Bir polisin çalışma saatini sordunuz mu hiç?
Özellikle yazın sahil kesimde görev yapan bir polis ile sadece ayaküstü sohbet edin. Geceden gelmiştir ve o gün akşama kadar ek görev yazılmıştır. Dinlendiği saati siz hesaplayın. 12 saat gece çalışıyor eve geliyor 2-3 saatlik uyku ile göreve gidiyor akşama kadar. Sonra sabah tekrar 6 ya da 7 de görev alıyor. Çocuğu ile eşi ile ilgilenmek, vakit geçirmek yok.
Büyük şehirlerde özellikle Nevruz zamanında, derby maçlarında, mitinglerde çalışma saatlerini kendileri dahi unutuyorlar. Yedikleri kumanyalar küflü. Uykusuz ve yorgun vücutlar. Ödülü yok.
Bazı olaylar sonunda cüzi miktardaki taltifleri almayı bekleyenleri de ikinci ir sürpriz yapılıp taltifler verilmiyor. Ama bunun yanında alan da alıyor. Çektikleri eziyet ömür hanelerine bir çizik atıyor.

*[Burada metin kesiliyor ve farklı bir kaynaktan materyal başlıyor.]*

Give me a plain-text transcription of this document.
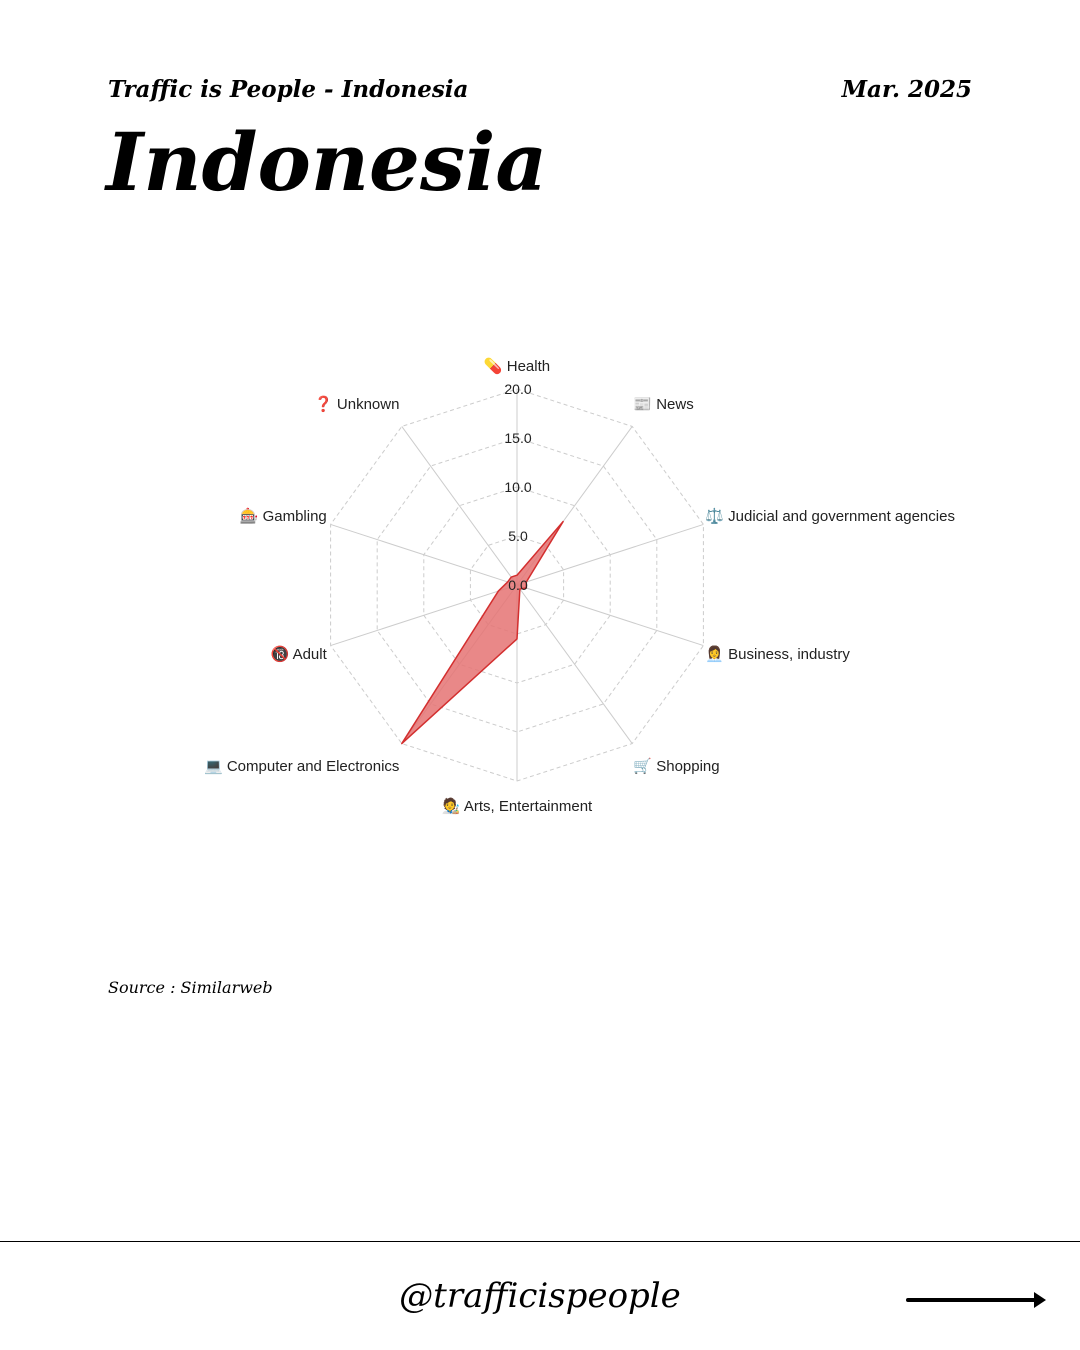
Traffic is People - Indonesia	Mar. 2025
Indonesia
0.0
5.0
10.0
15.0
20.0
💊 Health
📰 News
⚖️ Judicial and government agencies
👩‍💼 Business, industry
🛒 Shopping
🧑‍🎨 Arts, Entertainment
💻 Computer and Electronics
🔞 Adult
🎰 Gambling
❓ Unknown
Source : Similarweb
@trafficispeople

Görev dönüşü geçirilen kalp krizleri, polislerin nasıl bir sistem ile çalıştığının açık bir göstergesi değil mi?
Son bomba da 10 Nisan da zam alan asker, yine %20 lik bir iyileştirme zammı daha alarak Emniyet Teşkilatını şok etti. Kimsenin askere verilen parada asla gözü olamaz. Bu ülkenin huzurunu ve güvenini sağlayan her personel aldığı parayı hak ediyordur. Fakat isyan etme noktası, neden Polise gelince kesenin ağzı kapanıyor durumudur. Kaldı ki polis zam değil özlük haklarını istiyor. Fazla mesai ücretlerini, ek göstergelerin yükseltilmesini
kısacası, Orhun Kitabeleri zamanından kalma yasaların değişmesini istiyor.
Polis artık kaybettirilen itibarını kazanmak ve verilen sözlerin yerine getirilmesini istiyor.